Le même scénario se répète à 200 kilomètres au sud, à Ibn Guerir. Le parc Prince Moulay El Hassan, vitrine supposée de la ville, se dégrade à vue d'œil. Équipements vandalisés, espaces verts à l'abandon, comportements incivils — les habitants dénoncent un « gaspillage d'argent public ». Le stade de la forêt, pourtant récent, emprunte déjà le même chemin.

Ce n'est pas anecdotique. Quand l'espace public se décompose, c'est le contrat social qui s'effrite. L'absence de maintenance, de surveillance, de suivi — bref, de gestion — dit quelque chose de profond sur le rapport entre les citoyens et leurs institutions locales.

La régionalisation peut-elle changer la donne ?

C'est précisément là qu'intervient l'annonce faite jeudi lors du Conseil des ministres présidé par le Roi Mohammed VI. La nouvelle gouvernance territoriale promet une « approche ascendante » : partir des besoins exprimés localement par les citoyens pour construire les programmes de développement. Le politologue Abbas El Ouardi y voit la promesse d'« un Maroc à une vitesse unique ».

L'ambition est claire. Mais le fossé entre l'intention royale et l'exécution municipale est exactement ce que dénoncent les habitants de Marrakech et d'Ibn Guerir. Des budgets sont alloués. Des programmes sont lancés. Puis la chaîne se rompt quelque part entre le ministère et le trottoir.

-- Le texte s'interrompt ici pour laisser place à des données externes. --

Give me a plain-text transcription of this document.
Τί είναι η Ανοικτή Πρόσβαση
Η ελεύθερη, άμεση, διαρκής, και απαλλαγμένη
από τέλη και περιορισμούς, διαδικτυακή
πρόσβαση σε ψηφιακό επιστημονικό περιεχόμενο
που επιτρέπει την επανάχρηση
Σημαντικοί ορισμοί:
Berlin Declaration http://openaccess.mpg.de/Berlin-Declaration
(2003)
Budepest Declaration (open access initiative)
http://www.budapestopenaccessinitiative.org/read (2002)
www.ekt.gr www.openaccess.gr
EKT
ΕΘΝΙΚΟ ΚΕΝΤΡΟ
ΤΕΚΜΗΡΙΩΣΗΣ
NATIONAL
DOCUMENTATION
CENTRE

La régionalisation avancée ne vaudra que si elle s'accompagne d'un mécanisme de redevabilité locale. Un parc qui tombe en ruines six mois après son inauguration, un chantier de réhabilitation bâclé, des vendeurs qui colonisent l'espace public sans contrôle — tout cela relève de la gouvernance de proximité. Exactement celle que la nouvelle feuille de route prétend renforcer.

Le Maroc de 2026 est traversé par une tension productive : ses citoyens changent plus vite que ses institutions. Les célibataires qui refusent le mariage et les habitants qui refusent la médiocrité urbaine expriment, au fond, la même chose — l'exigence d'une vie qui corresponde à leurs aspirations, pas aux habitudes du passé. Reste à savoir si la réponse institutionnelle sera à la hauteur de cette impatience.